I've managed to construct a Minerr implementation to complement my earlier Genfit implementation (see attached file). Their MSEs are about the same.
On 4/5/2010 6:32:21 PM, Tom_Gutman wrote:
>The formulation of the
>objective function for your
>genfit and minerr
>implementations are very
>different. It's not even
>clear that they represent the
>same function.
My Minerr objective function is defined explicitly. I'm not sure what the Genfit objective function is.
>
>The actual problem, noticeable
>if you trace back the error,
>is that you are attempting to
>pass a vector argument to f,
>and f is not designed to
>support that. So the whole
>construct fails.
My new Minerr objective function avoids this problem.
>
>I stand by my assertion that
>genfit is unnecessary and
>useless, and that minerr, when
>properly set up, is generally
>superior.
If my new Minerr implementation is proper, then Genfit is indeed unnecessary.
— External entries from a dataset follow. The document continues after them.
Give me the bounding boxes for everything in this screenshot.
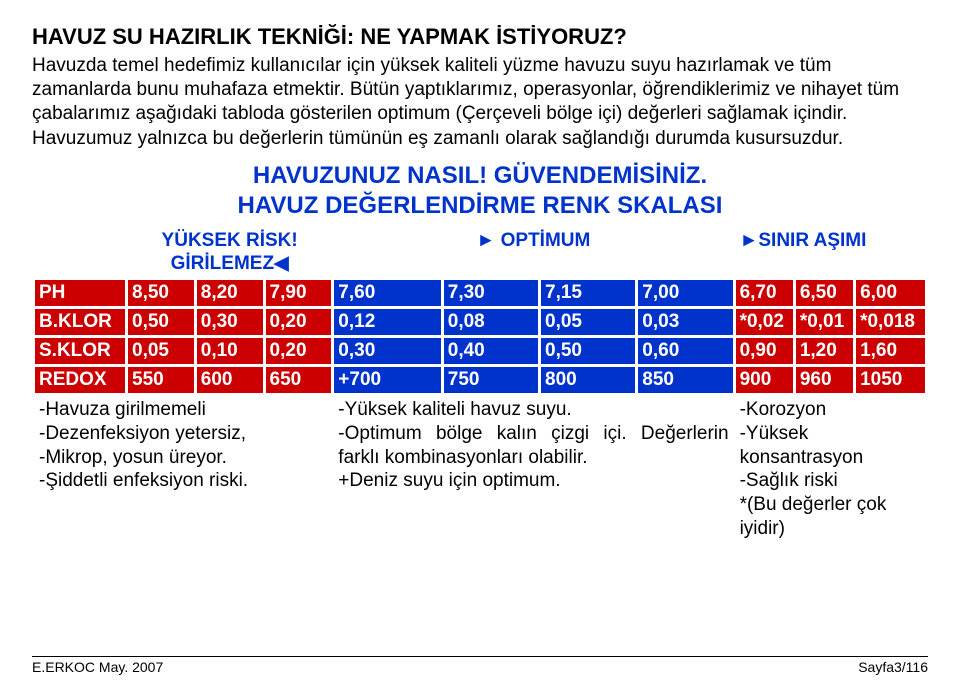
headline-2: HAVUZ DEĞERLENDİRME RENK SKALASI <box>32 191 928 221</box>
cell: 7,90 <box>266 280 332 306</box>
row-label: PH <box>35 280 125 306</box>
note-line: -Yüksek konsantrasyon <box>740 422 921 470</box>
note-line: -Yüksek kaliteli havuz suyu. <box>338 398 728 422</box>
note-line: -Mikrop, yosun üreyor. <box>39 446 327 470</box>
cell: 960 <box>796 367 853 393</box>
cell: 0,30 <box>197 309 263 335</box>
table-row: S.KLOR 0,05 0,10 0,20 0,30 0,40 0,50 0,6… <box>35 338 925 364</box>
row-label: B.KLOR <box>35 309 125 335</box>
cell: 0,20 <box>266 309 332 335</box>
cell: 0,10 <box>197 338 263 364</box>
cell: 0,03 <box>638 309 732 335</box>
footer-left: E.ERKOC May. 2007 <box>32 659 163 675</box>
note-line: -Dezenfeksiyon yetersiz, <box>39 422 327 446</box>
intro-paragraph-1: Havuzda temel hedefimiz kullanıcılar içi… <box>32 54 928 125</box>
cell: 600 <box>197 367 263 393</box>
cell: 0,05 <box>128 338 194 364</box>
notes-optimum: -Yüksek kaliteli havuz suyu. -Optimum bö… <box>334 396 732 543</box>
cell: 8,20 <box>197 280 263 306</box>
cell: 0,50 <box>128 309 194 335</box>
cell: 7,60 <box>334 280 440 306</box>
cell: 1,20 <box>796 338 853 364</box>
note-line: -Sağlık riski <box>740 469 921 493</box>
cell: 7,15 <box>541 280 635 306</box>
cell: 0,30 <box>334 338 440 364</box>
cell: *0,02 <box>736 309 793 335</box>
cell: 750 <box>444 367 538 393</box>
cell: 550 <box>128 367 194 393</box>
cell: 850 <box>638 367 732 393</box>
zone-header-row: YÜKSEK RİSK! GİRİLEMEZ◀ ► OPTİMUM ►SINIR… <box>35 228 925 277</box>
zone-over-header: ►SINIR AŞIMI <box>736 228 925 277</box>
cell: 1,60 <box>856 338 925 364</box>
intro-paragraph-2: Havuzumuz yalnızca bu değerlerin tümünün… <box>32 127 928 151</box>
cell: 1050 <box>856 367 925 393</box>
note-line: +Deniz suyu için optimum. <box>338 469 728 493</box>
cell: 0,08 <box>444 309 538 335</box>
notes-over: -Korozyon -Yüksek konsantrasyon -Sağlık … <box>736 396 925 543</box>
cell: *0,018 <box>856 309 925 335</box>
zone-optimum-header: ► OPTİMUM <box>334 228 732 277</box>
cell: *0,01 <box>796 309 853 335</box>
headline-1: HAVUZUNUZ NASIL! GÜVENDEMİSİNİZ. <box>32 161 928 191</box>
cell: +700 <box>334 367 440 393</box>
cell: 900 <box>736 367 793 393</box>
row-label: REDOX <box>35 367 125 393</box>
cell: 0,50 <box>541 338 635 364</box>
row-label: S.KLOR <box>35 338 125 364</box>
cell: 7,00 <box>638 280 732 306</box>
color-scale-table: YÜKSEK RİSK! GİRİLEMEZ◀ ► OPTİMUM ►SINIR… <box>32 225 928 546</box>
cell: 0,60 <box>638 338 732 364</box>
cell: 800 <box>541 367 635 393</box>
table-row: B.KLOR 0,50 0,30 0,20 0,12 0,08 0,05 0,0… <box>35 309 925 335</box>
note-line: -Korozyon <box>740 398 921 422</box>
notes-row: -Havuza girilmemeli -Dezenfeksiyon yeter… <box>35 396 925 543</box>
zone-risk-header: YÜKSEK RİSK! GİRİLEMEZ◀ <box>128 228 331 277</box>
note-line: *(Bu değerler çok iyidir) <box>740 493 921 541</box>
cell: 650 <box>266 367 332 393</box>
cell: 0,05 <box>541 309 635 335</box>
cell: 7,30 <box>444 280 538 306</box>
note-line: -Şiddetli enfeksiyon riski. <box>39 469 327 493</box>
note-line: -Optimum bölge kalın çizgi içi. Değerler… <box>338 422 728 470</box>
cell: 6,70 <box>736 280 793 306</box>
cell: 6,00 <box>856 280 925 306</box>
cell: 8,50 <box>128 280 194 306</box>
cell: 0,20 <box>266 338 332 364</box>
notes-risk: -Havuza girilmemeli -Dezenfeksiyon yeter… <box>35 396 331 543</box>
table-row: PH 8,50 8,20 7,90 7,60 7,30 7,15 7,00 6,… <box>35 280 925 306</box>
cell: 6,50 <box>796 280 853 306</box>
cell: 0,12 <box>334 309 440 335</box>
page-title: HAVUZ SU HAZIRLIK TEKNİĞİ: NE YAPMAK İST… <box>32 24 928 50</box>
table-row: REDOX 550 600 650 +700 750 800 850 900 9… <box>35 367 925 393</box>
cell: 0,40 <box>444 338 538 364</box>
footer-right: Sayfa3/116 <box>858 659 928 675</box>
cell: 0,90 <box>736 338 793 364</box>
note-line: -Havuza girilmemeli <box>39 398 327 422</box>
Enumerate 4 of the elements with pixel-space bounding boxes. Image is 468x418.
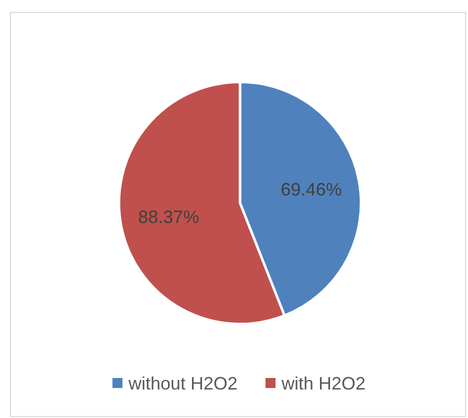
legend-label: without H2O2 <box>127 373 238 394</box>
legend-label: with H2O2 <box>280 373 366 394</box>
data-label: 88.37% <box>138 206 200 227</box>
data-label: 69.46% <box>280 180 342 200</box>
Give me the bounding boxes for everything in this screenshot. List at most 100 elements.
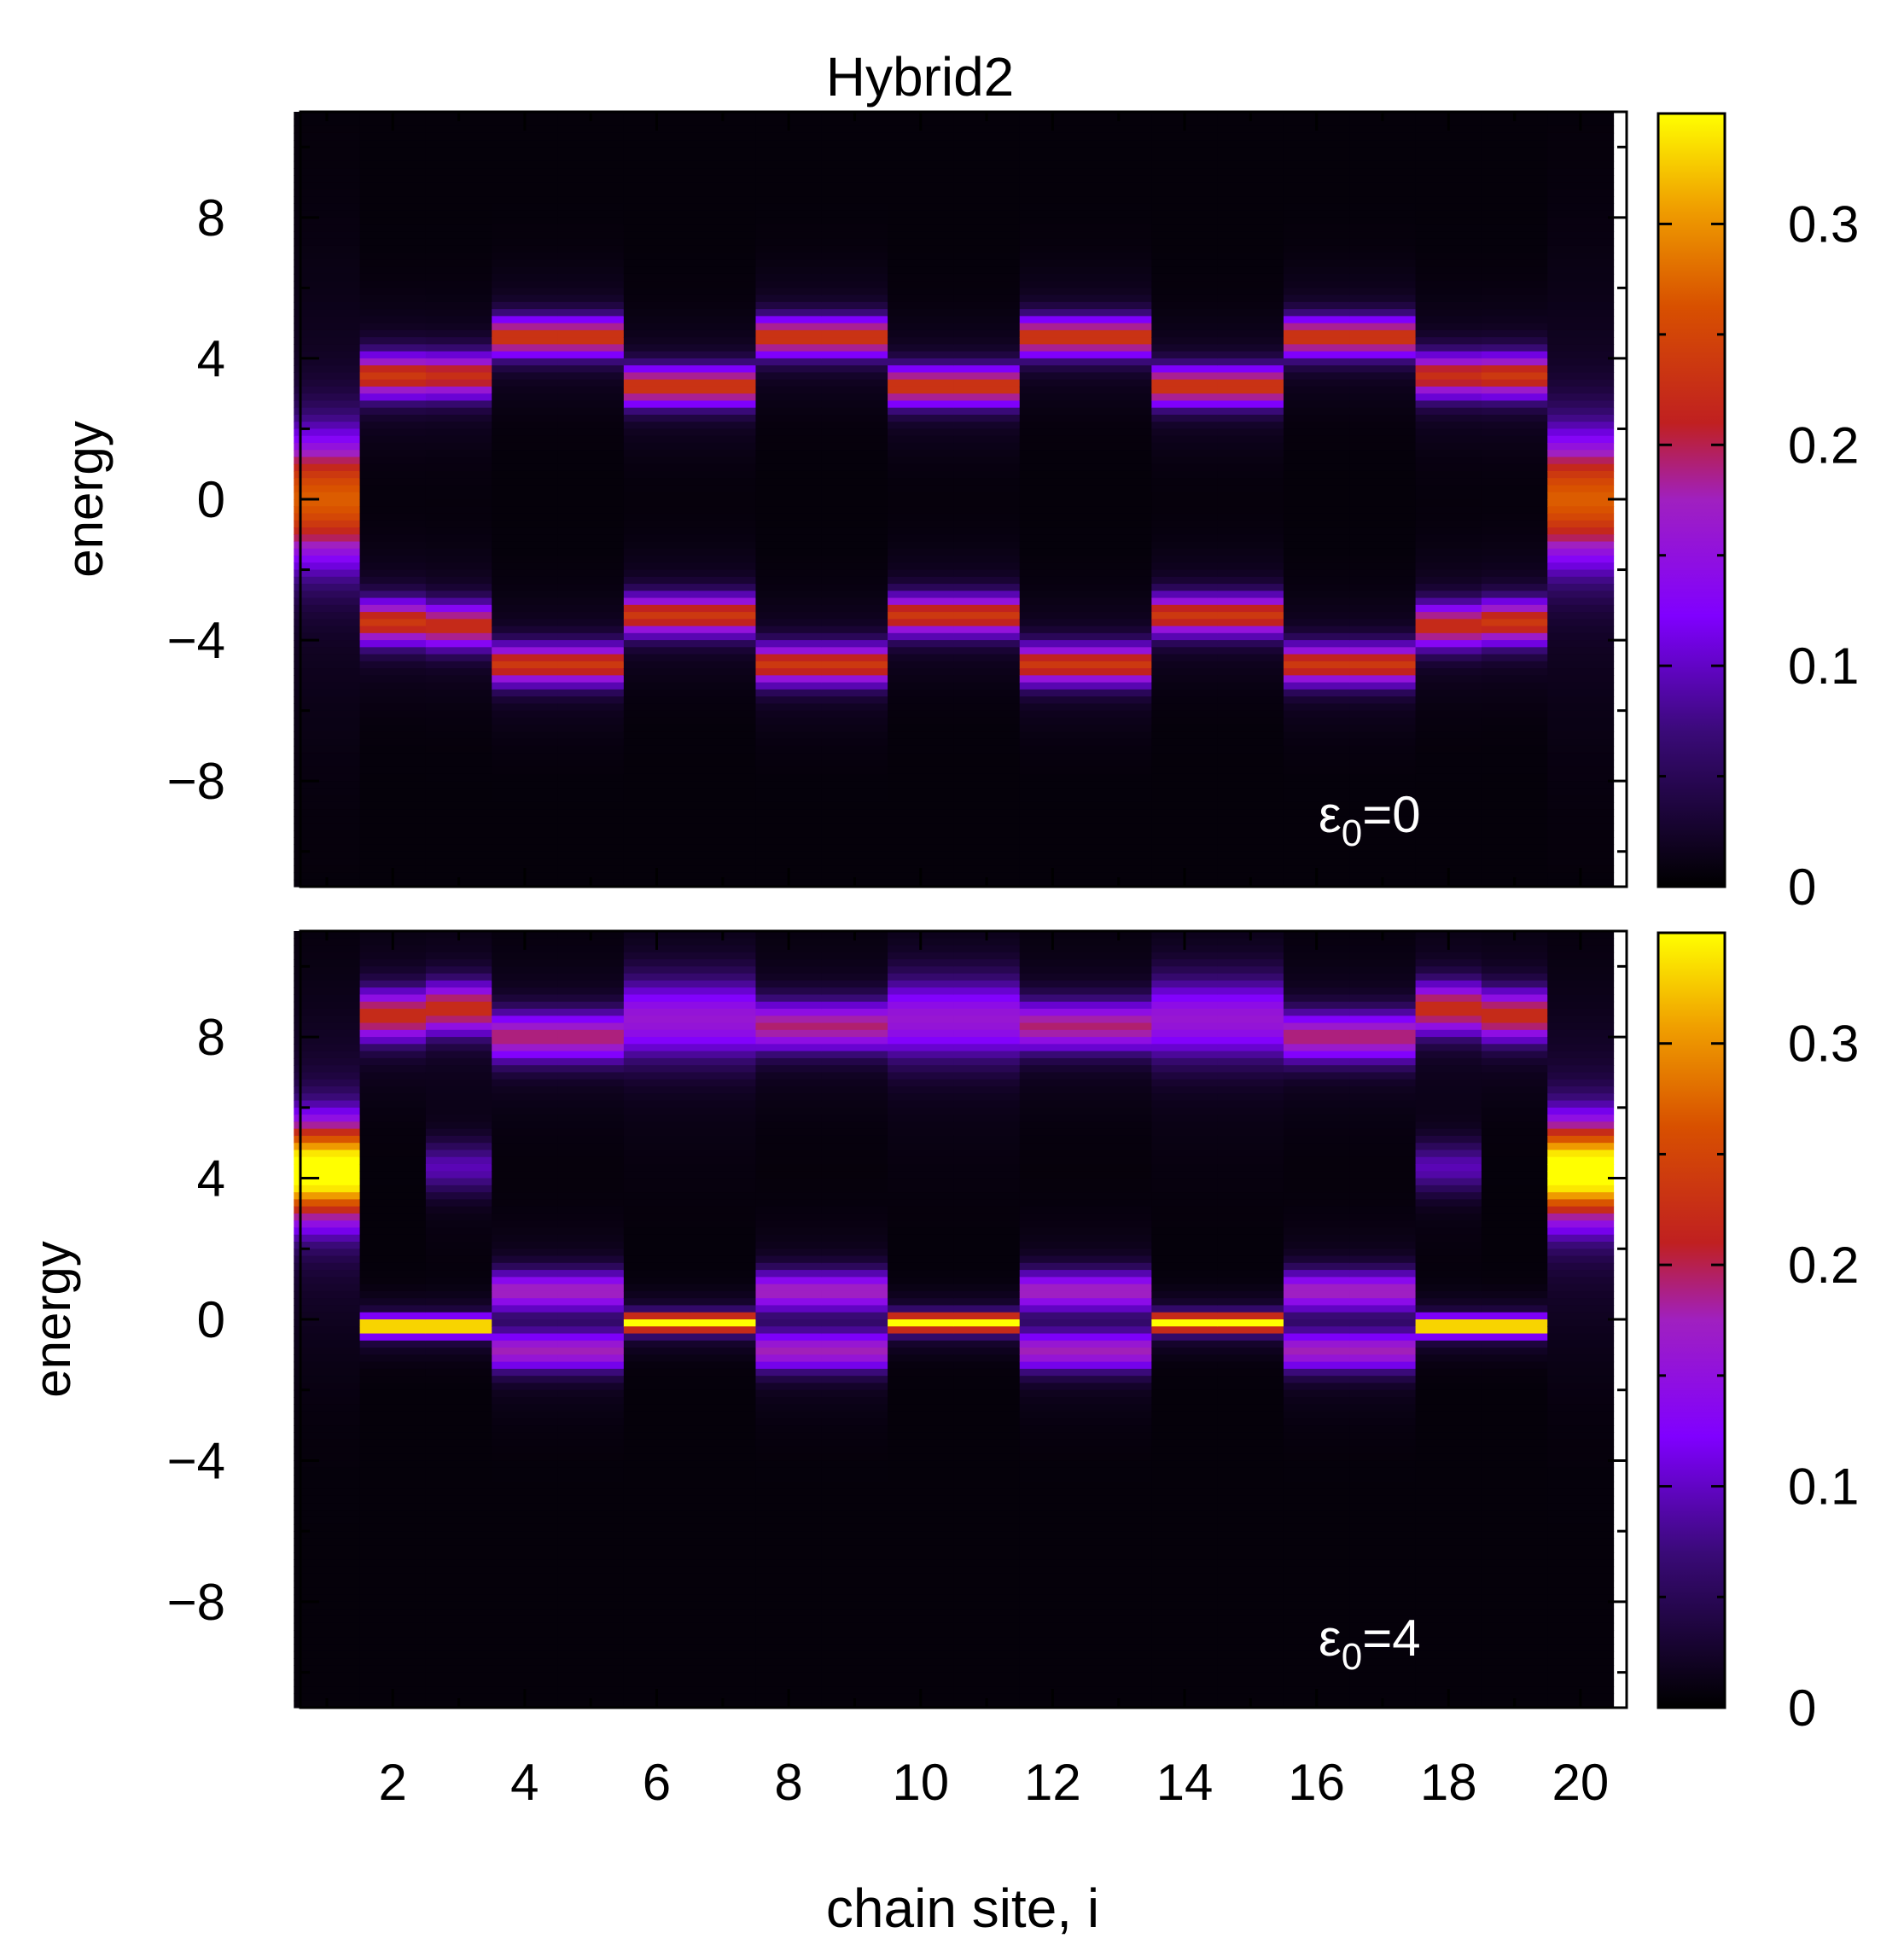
heatmap-cell [888,696,954,704]
heatmap-cell [1086,203,1152,212]
heatmap-cell [1151,132,1219,141]
heatmap-cell [690,952,757,960]
y-tick-label: 0 [197,1291,225,1348]
heatmap-cell [1151,1009,1219,1016]
heatmap-cell [359,147,427,155]
heatmap-cell [425,668,492,676]
heatmap-cell [888,1093,954,1102]
heatmap-cell [294,938,361,946]
heatmap-cell [821,823,888,831]
heatmap-cell [1019,1044,1086,1052]
heatmap-cell [1283,725,1350,732]
heatmap-cell [557,1213,625,1221]
heatmap-cell [1415,1418,1482,1426]
heatmap-cell [953,1523,1021,1532]
heatmap-cell [294,1644,361,1652]
site-column-7 [690,931,757,1709]
heatmap-cell [557,457,625,465]
heatmap-cell [359,731,427,740]
heatmap-cell [294,400,361,409]
heatmap-cell [888,619,954,627]
heatmap-cell [1086,245,1152,253]
heatmap-cell [623,1156,690,1165]
heatmap-cell [623,1022,690,1031]
heatmap-cell [690,463,757,472]
heatmap-cell [755,1242,823,1249]
heatmap-cell [425,788,492,796]
heatmap-cell [294,1270,361,1278]
heatmap-cell [755,1503,823,1511]
heatmap-cell [1283,1156,1350,1165]
heatmap-cell [492,253,559,260]
heatmap-cell [1547,760,1615,768]
heatmap-cell [1019,1079,1086,1087]
heatmap-cell [1547,1538,1615,1546]
heatmap-cell [1086,1340,1152,1348]
heatmap-cell [690,1637,757,1645]
heatmap-cell [1547,1516,1615,1525]
heatmap-cell [1349,344,1417,352]
heatmap-cell [690,309,757,317]
heatmap-cell [888,1164,954,1172]
heatmap-cell [1217,534,1284,543]
heatmap-cell [1481,1249,1548,1257]
heatmap-cell [623,407,690,416]
heatmap-cell [1481,1016,1548,1024]
heatmap-cell [1547,1079,1615,1087]
heatmap-cell [1481,1531,1548,1540]
heatmap-cell [821,1383,888,1391]
heatmap-cell [1086,1029,1152,1038]
heatmap-cell [1086,809,1152,818]
heatmap-cell [1547,1622,1615,1631]
heatmap-cell [492,823,559,831]
heatmap-cell [294,442,361,451]
heatmap-cell [821,1538,888,1546]
heatmap-cell [492,147,559,155]
heatmap-cell [1415,281,1482,288]
heatmap-cell [557,1143,625,1151]
heatmap-cell [1481,119,1548,127]
heatmap-cell [888,210,954,218]
heatmap-cell [492,801,559,810]
heatmap-cell [690,478,757,486]
heatmap-cell [425,1644,492,1652]
heatmap-cell [1217,1411,1284,1419]
heatmap-cell [623,1305,690,1313]
heatmap-cell [690,1439,757,1447]
heatmap-cell [1547,1510,1615,1518]
heatmap-cell [557,288,625,296]
heatmap-cell [755,1389,823,1398]
heatmap-cell [888,640,954,648]
heatmap-cell [294,966,361,975]
heatmap-cell [953,1044,1021,1052]
heatmap-cell [1217,1658,1284,1666]
heatmap-cell [492,1622,559,1631]
heatmap-cell [1547,175,1615,183]
heatmap-cell [690,1665,757,1674]
heatmap-cell [690,626,757,634]
heatmap-cell [1547,527,1615,535]
heatmap-cell [1151,1475,1219,1482]
heatmap-cell [821,938,888,946]
heatmap-cell [557,959,625,967]
heatmap-cell [1283,1510,1350,1518]
heatmap-cell [425,1086,492,1094]
heatmap-cell [1349,1333,1417,1342]
heatmap-cell [1481,253,1548,260]
heatmap-cell [557,372,625,381]
heatmap-cell [888,478,954,486]
heatmap-cell [425,844,492,853]
heatmap-cell [294,1001,361,1010]
heatmap-cell [425,119,492,127]
heatmap-cell [755,196,823,204]
heatmap-cell [1283,414,1350,422]
heatmap-cell [623,626,690,634]
heatmap-cell [1086,1326,1152,1335]
heatmap-cell [1481,154,1548,162]
heatmap-cell [1217,499,1284,507]
heatmap-cell [1086,1622,1152,1631]
heatmap-cell [1547,1319,1615,1327]
heatmap-cell [492,816,559,824]
heatmap-cell [888,837,954,846]
heatmap-cell [1415,858,1482,866]
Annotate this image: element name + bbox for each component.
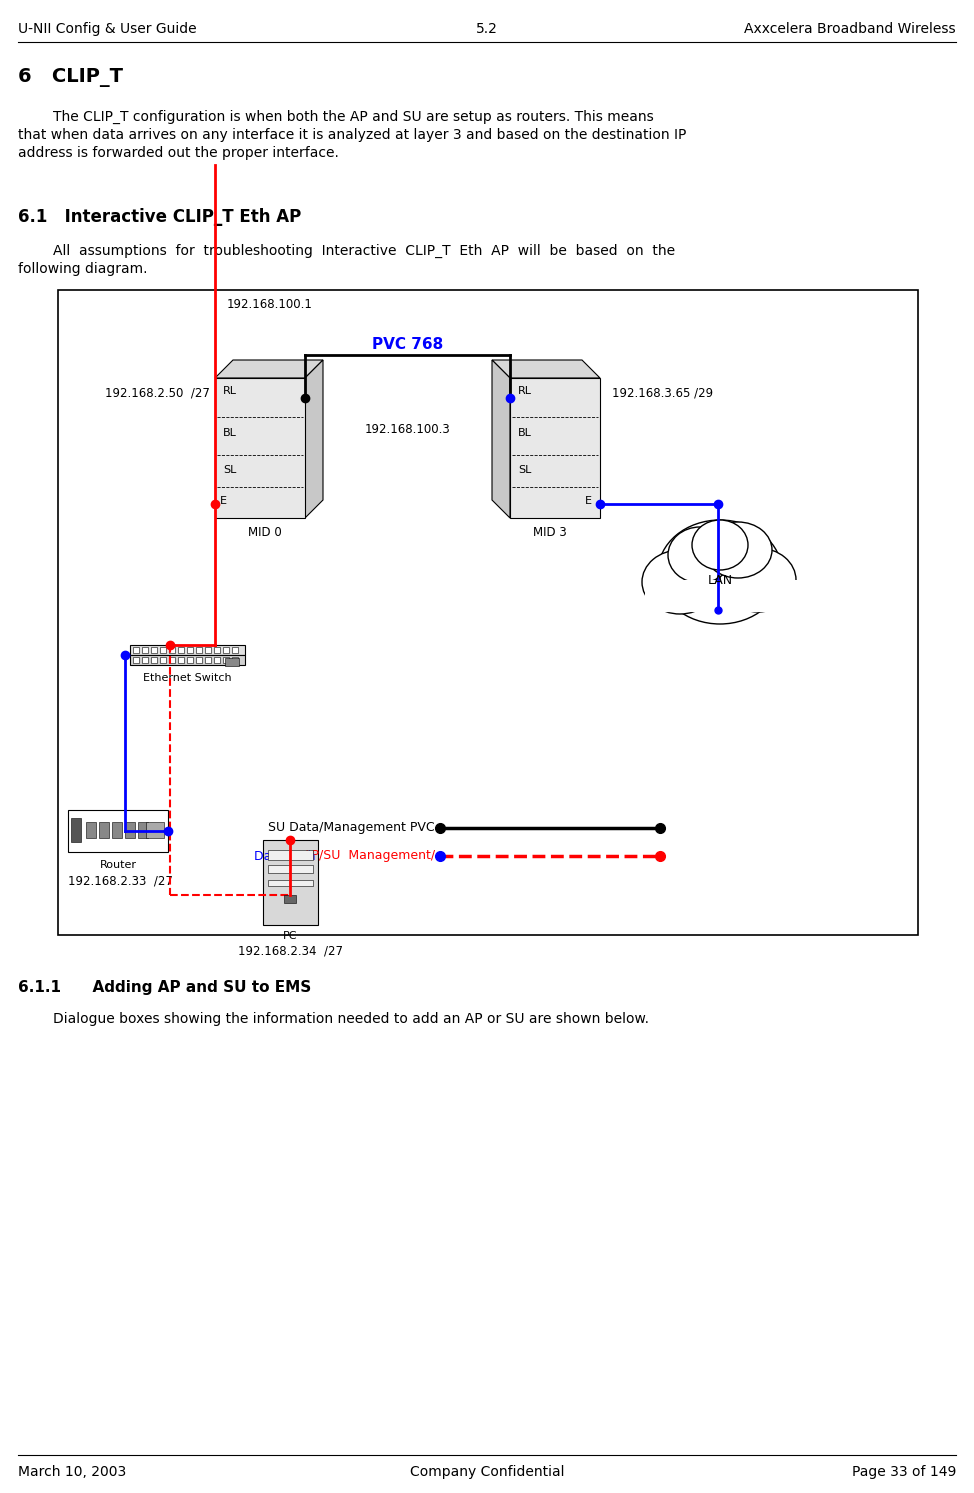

Although Minerr seems only marginally superior wrt the MSE, it is much more convenient to set up (those vector derivatives needed by Genfit were tedious to derive).
>
>Also, in section 3, you are
>inverting function F (a slow
>process, as F is defined as an
>integral, and its integrand
>also involves an integral).
>Minerr is not appropriate
>here, the appropriate solve
>block is find. Usually the
>actual values will be the
>same, but find will report an
>error if a (reasonably) exact
>solution cannot be found,
>while minerr will happily
>return more or less random
>results, if that is all it can
>find.
Here, my choice of Minerr rather than Find was deliberate, considering: (a) the gamma-gamma probability distribution function is well-behaved, so I thought that Minerr will always return a (reasonably) approximate solution and so never report an error (as Find might); and (b) the ragged quality generally associated with the histograms means that exact solutions are unnecessary.